I don’t really believe in fairy tales.
Yet, I watched the cartoon versions over and over when I was a little kid.
The tragic ending of the fairy tale, Rapunzel, haunted me for years. A wicked witch banished Rapunzel to a tiny room at the top of a tower. The witch blinded Rapunzel’s would- be rescuer. He stumbled home in disgrace. In the last scene, Rapunzel lowered her golden hair out the window and wept.
“Laugh and the world laughs with you,” the narrator said as a lone black bird circled slowly above the tower, “cry and you cry alone.”
Another show came on.
But the words of the narrator settled into my mind.
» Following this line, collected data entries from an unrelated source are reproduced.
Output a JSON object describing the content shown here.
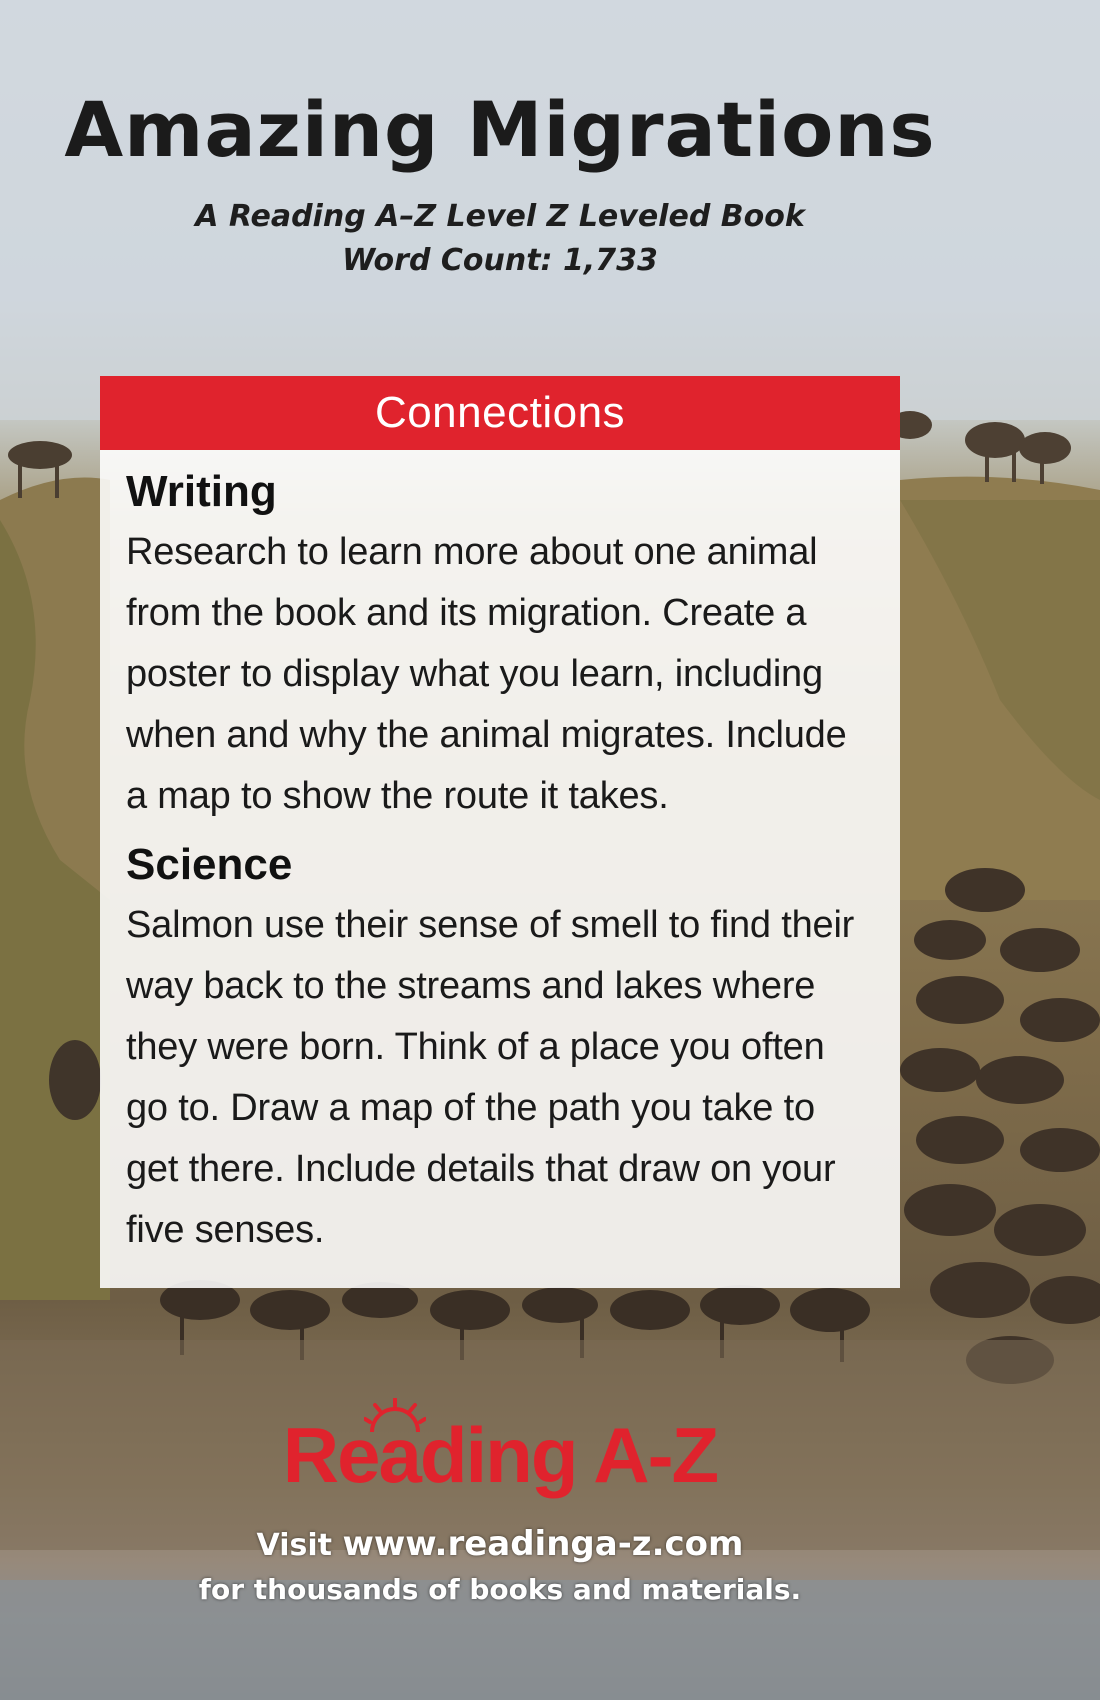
{
  "cover": {
    "title": "Amazing Migrations",
    "subtitle": "A Reading A–Z Level Z Leveled Book",
    "word_count": "Word Count: 1,733"
  },
  "connections": {
    "header": "Connections",
    "sections": [
      {
        "heading": "Writing",
        "text": "Research to learn more about one animal from the book and its migration. Create a poster to display what you learn, including when and why the animal migrates. Include a map to show the route it takes."
      },
      {
        "heading": "Science",
        "text": "Salmon use their sense of smell to find their way back to the streams and lakes where they were born. Think of a place you often go to. Draw a map of the path you take to get there. Include details that draw on your five senses."
      }
    ]
  },
  "footer": {
    "logo": "Reading A-Z",
    "visit_prefix": "Visit",
    "url": "www.readinga-z.com",
    "tagline": "for thousands of books and materials."
  },
  "colors": {
    "accent": "#e0232d",
    "card_background": "#ffffff"
  },
  "icons": {
    "logo_sun": "sun-icon"
  }
}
In the middle of the night, over twenty years later, I recalled them again. Huddled in the laundry room, I wept as quietly as I could. The rest of the family slept.
It felt like the dark side of fairy tales had cursed my home. Health issues, emotional issues and parenting issues overwhelmed me. I tried to pray, but I didn’t know where to begin.
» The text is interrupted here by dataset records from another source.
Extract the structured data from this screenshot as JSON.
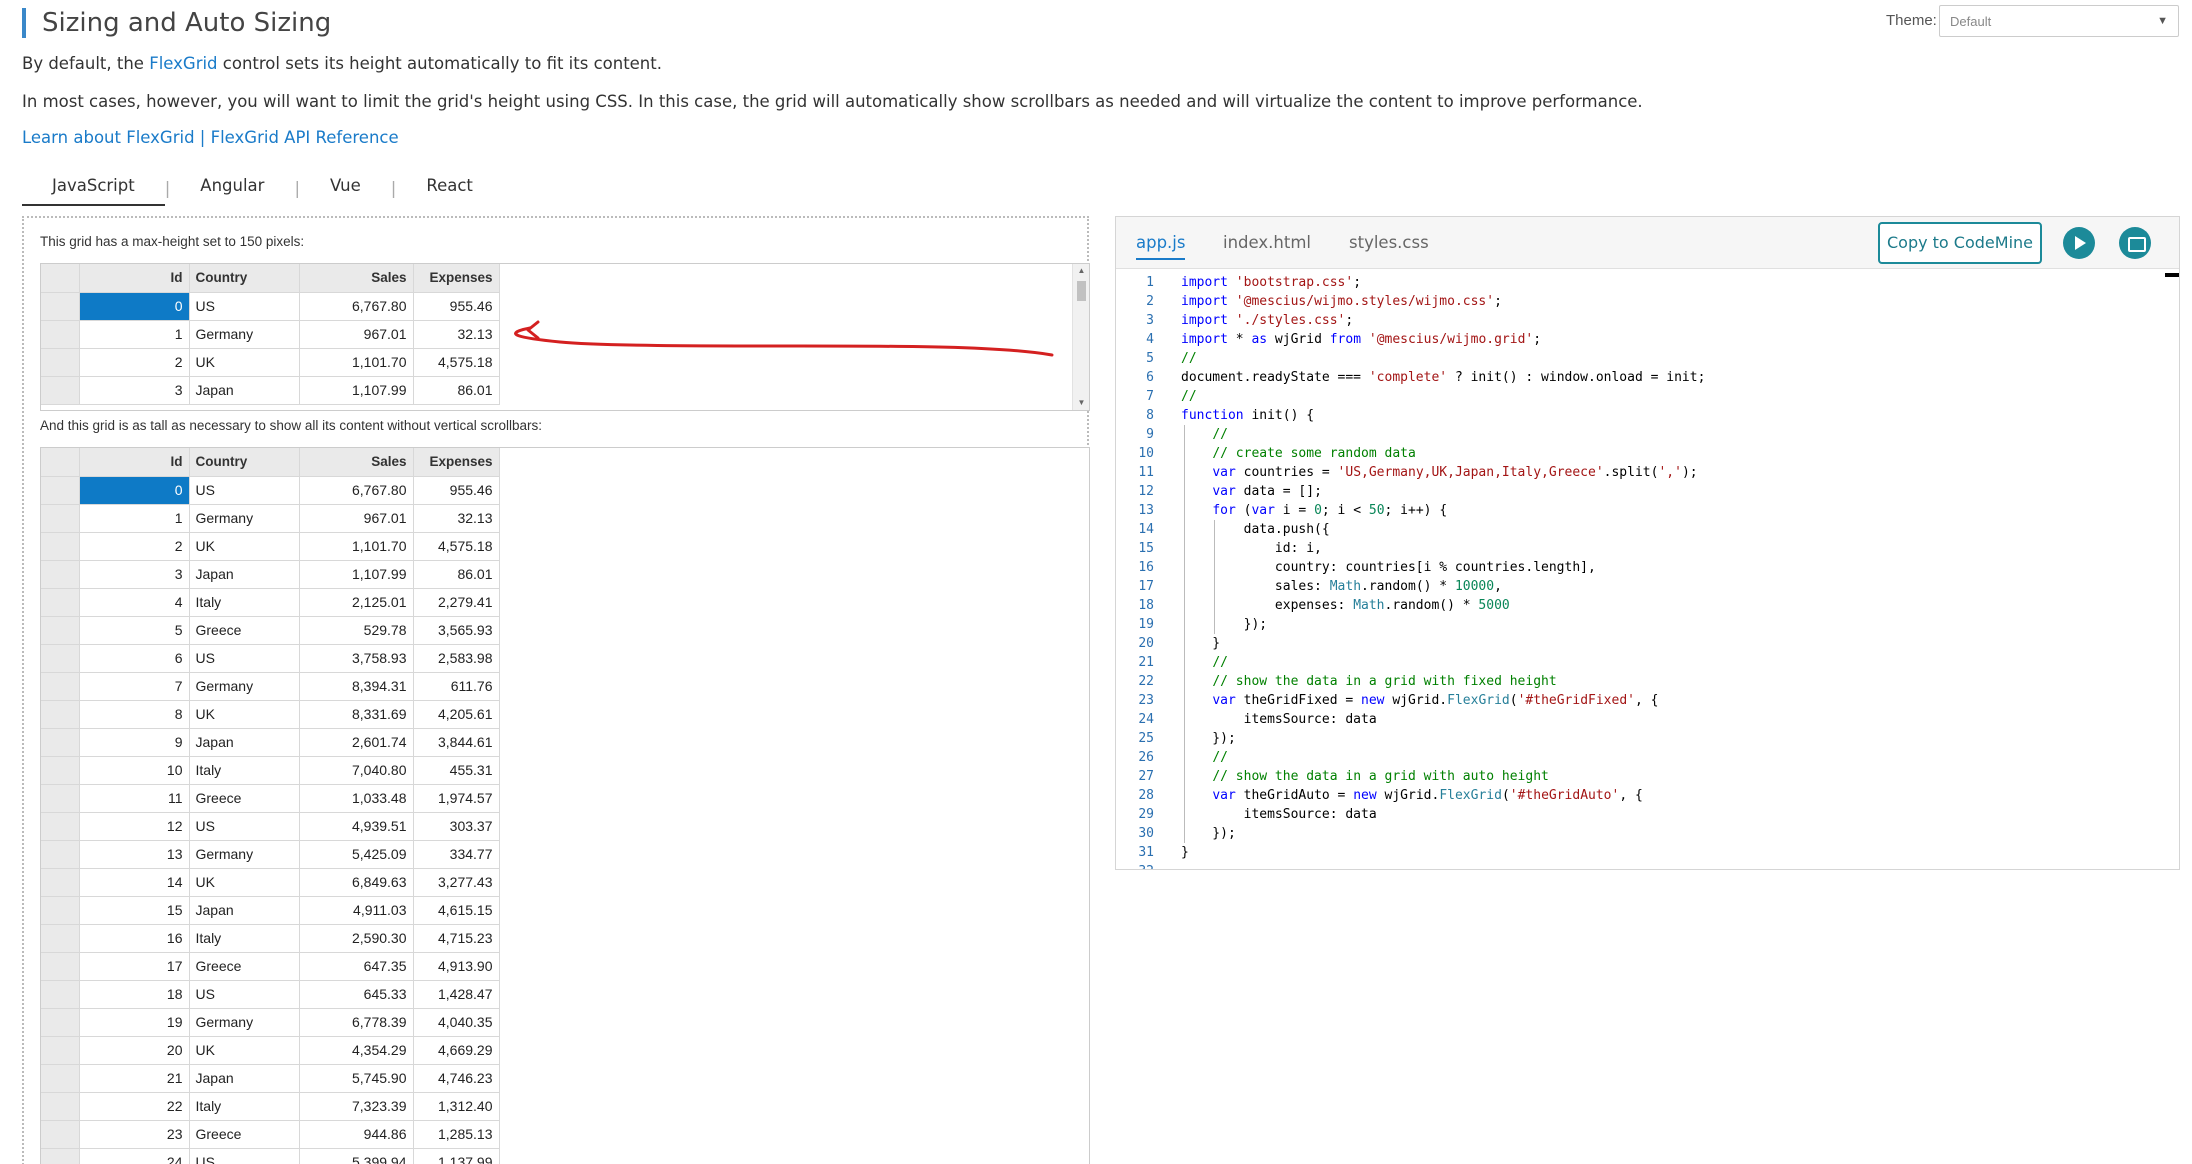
{
  "header": {
    "title": "Sizing and Auto Sizing",
    "theme_label": "Theme:",
    "theme_value": "Default"
  },
  "intro": {
    "p1_before": "By default, the ",
    "p1_link": "FlexGrid",
    "p1_after": " control sets its height automatically to fit its content.",
    "p2": "In most cases, however, you will want to limit the grid's height using CSS. In this case, the grid will automatically show scrollbars as needed and will virtualize the content to improve performance.",
    "link1": "Learn about FlexGrid",
    "link_sep": " | ",
    "link2": "FlexGrid API Reference"
  },
  "framework_tabs": [
    "JavaScript",
    "Angular",
    "Vue",
    "React"
  ],
  "demo": {
    "caption_fixed": "This grid has a max-height set to 150 pixels:",
    "caption_auto": "And this grid is as tall as necessary to show all its content without vertical scrollbars:",
    "columns": [
      "Id",
      "Country",
      "Sales",
      "Expenses"
    ],
    "rows": [
      [
        "0",
        "US",
        "6,767.80",
        "955.46"
      ],
      [
        "1",
        "Germany",
        "967.01",
        "32.13"
      ],
      [
        "2",
        "UK",
        "1,101.70",
        "4,575.18"
      ],
      [
        "3",
        "Japan",
        "1,107.99",
        "86.01"
      ],
      [
        "4",
        "Italy",
        "2,125.01",
        "2,279.41"
      ],
      [
        "5",
        "Greece",
        "529.78",
        "3,565.93"
      ],
      [
        "6",
        "US",
        "3,758.93",
        "2,583.98"
      ],
      [
        "7",
        "Germany",
        "8,394.31",
        "611.76"
      ],
      [
        "8",
        "UK",
        "8,331.69",
        "4,205.61"
      ],
      [
        "9",
        "Japan",
        "2,601.74",
        "3,844.61"
      ],
      [
        "10",
        "Italy",
        "7,040.80",
        "455.31"
      ],
      [
        "11",
        "Greece",
        "1,033.48",
        "1,974.57"
      ],
      [
        "12",
        "US",
        "4,939.51",
        "303.37"
      ],
      [
        "13",
        "Germany",
        "5,425.09",
        "334.77"
      ],
      [
        "14",
        "UK",
        "6,849.63",
        "3,277.43"
      ],
      [
        "15",
        "Japan",
        "4,911.03",
        "4,615.15"
      ],
      [
        "16",
        "Italy",
        "2,590.30",
        "4,715.23"
      ],
      [
        "17",
        "Greece",
        "647.35",
        "4,913.90"
      ],
      [
        "18",
        "US",
        "645.33",
        "1,428.47"
      ],
      [
        "19",
        "Germany",
        "6,778.39",
        "4,040.35"
      ],
      [
        "20",
        "UK",
        "4,354.29",
        "4,669.29"
      ],
      [
        "21",
        "Japan",
        "5,745.90",
        "4,746.23"
      ],
      [
        "22",
        "Italy",
        "7,323.39",
        "1,312.40"
      ],
      [
        "23",
        "Greece",
        "944.86",
        "1,285.13"
      ],
      [
        "24",
        "US",
        "5,399.94",
        "1,137.99"
      ]
    ]
  },
  "code_panel": {
    "tabs": [
      "app.js",
      "index.html",
      "styles.css"
    ],
    "copy_button": "Copy to CodeMine",
    "lines": [
      [
        [
          "kw",
          "import"
        ],
        [
          "",
          " "
        ],
        [
          "str",
          "'bootstrap.css'"
        ],
        [
          "",
          ";"
        ]
      ],
      [
        [
          "kw",
          "import"
        ],
        [
          "",
          " "
        ],
        [
          "str",
          "'@mescius/wijmo.styles/wijmo.css'"
        ],
        [
          "",
          ";"
        ]
      ],
      [
        [
          "kw",
          "import"
        ],
        [
          "",
          " "
        ],
        [
          "str",
          "'./styles.css'"
        ],
        [
          "",
          ";"
        ]
      ],
      [
        [
          "kw",
          "import"
        ],
        [
          "",
          " * "
        ],
        [
          "kw",
          "as"
        ],
        [
          "",
          " wjGrid "
        ],
        [
          "kw",
          "from"
        ],
        [
          "",
          " "
        ],
        [
          "str",
          "'@mescius/wijmo.grid'"
        ],
        [
          "",
          ";"
        ]
      ],
      [
        [
          "cm",
          "//"
        ]
      ],
      [
        [
          "",
          "document.readyState === "
        ],
        [
          "str",
          "'complete'"
        ],
        [
          "",
          " ? init() : window.onload = init;"
        ]
      ],
      [
        [
          "cm",
          "//"
        ]
      ],
      [
        [
          "kw",
          "function"
        ],
        [
          "",
          " init() {"
        ]
      ],
      [
        [
          "",
          "    "
        ],
        [
          "cm",
          "//"
        ]
      ],
      [
        [
          "",
          "    "
        ],
        [
          "cm",
          "// create some random data"
        ]
      ],
      [
        [
          "",
          "    "
        ],
        [
          "kw",
          "var"
        ],
        [
          "",
          " countries = "
        ],
        [
          "str",
          "'US,Germany,UK,Japan,Italy,Greece'"
        ],
        [
          "",
          ".split("
        ],
        [
          "str",
          "','"
        ],
        [
          "",
          ");"
        ]
      ],
      [
        [
          "",
          "    "
        ],
        [
          "kw",
          "var"
        ],
        [
          "",
          " data = [];"
        ]
      ],
      [
        [
          "",
          "    "
        ],
        [
          "kw",
          "for"
        ],
        [
          "",
          " ("
        ],
        [
          "kw",
          "var"
        ],
        [
          "",
          " i = "
        ],
        [
          "num",
          "0"
        ],
        [
          "",
          "; i < "
        ],
        [
          "num",
          "50"
        ],
        [
          "",
          "; i++) {"
        ]
      ],
      [
        [
          "",
          "        data.push({"
        ]
      ],
      [
        [
          "",
          "            id: i,"
        ]
      ],
      [
        [
          "",
          "            country: countries[i % countries.length],"
        ]
      ],
      [
        [
          "",
          "            sales: "
        ],
        [
          "cls",
          "Math"
        ],
        [
          "",
          ".random() * "
        ],
        [
          "num",
          "10000"
        ],
        [
          "",
          ","
        ]
      ],
      [
        [
          "",
          "            expenses: "
        ],
        [
          "cls",
          "Math"
        ],
        [
          "",
          ".random() * "
        ],
        [
          "num",
          "5000"
        ]
      ],
      [
        [
          "",
          "        });"
        ]
      ],
      [
        [
          "",
          "    }"
        ]
      ],
      [
        [
          "",
          "    "
        ],
        [
          "cm",
          "//"
        ]
      ],
      [
        [
          "",
          "    "
        ],
        [
          "cm",
          "// show the data in a grid with fixed height"
        ]
      ],
      [
        [
          "",
          "    "
        ],
        [
          "kw",
          "var"
        ],
        [
          "",
          " theGridFixed = "
        ],
        [
          "kw",
          "new"
        ],
        [
          "",
          " wjGrid."
        ],
        [
          "cls",
          "FlexGrid"
        ],
        [
          "",
          "("
        ],
        [
          "str",
          "'#theGridFixed'"
        ],
        [
          "",
          ", {"
        ]
      ],
      [
        [
          "",
          "        itemsSource: data"
        ]
      ],
      [
        [
          "",
          "    });"
        ]
      ],
      [
        [
          "",
          "    "
        ],
        [
          "cm",
          "//"
        ]
      ],
      [
        [
          "",
          "    "
        ],
        [
          "cm",
          "// show the data in a grid with auto height"
        ]
      ],
      [
        [
          "",
          "    "
        ],
        [
          "kw",
          "var"
        ],
        [
          "",
          " theGridAuto = "
        ],
        [
          "kw",
          "new"
        ],
        [
          "",
          " wjGrid."
        ],
        [
          "cls",
          "FlexGrid"
        ],
        [
          "",
          "("
        ],
        [
          "str",
          "'#theGridAuto'"
        ],
        [
          "",
          ", {"
        ]
      ],
      [
        [
          "",
          "        itemsSource: data"
        ]
      ],
      [
        [
          "",
          "    });"
        ]
      ],
      [
        [
          "",
          "}"
        ]
      ],
      [
        [
          "",
          ""
        ]
      ]
    ]
  }
}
The words “Cry and you cry alone,” filled my mind. The image of the girl in the tower haunted me all over again.
My ultimate conclusion – I was totally and completely alone.
It’s funny how we decide the way life ought to be.
What we believe often emerges from single experiences; what we see and feel, taste and hear.
One isolated incident can determine the way we respond to certain situations for years to come. Truth and distortion get stored in the brain.
Side by side.
Never questioned or compared.
That’s how a grown woman ended up living her life according to a fairy tale.
It took the words of Paul in Galatians to start the process, replacing a lie with the truth.
The renewing of my mind.
He simply admonished people to “carry each other‘s burdens”. No more hiding our wounded hearts or turning away from the groans of a brother in pain.
So much for wicked witches, circling birds and damsels in distress.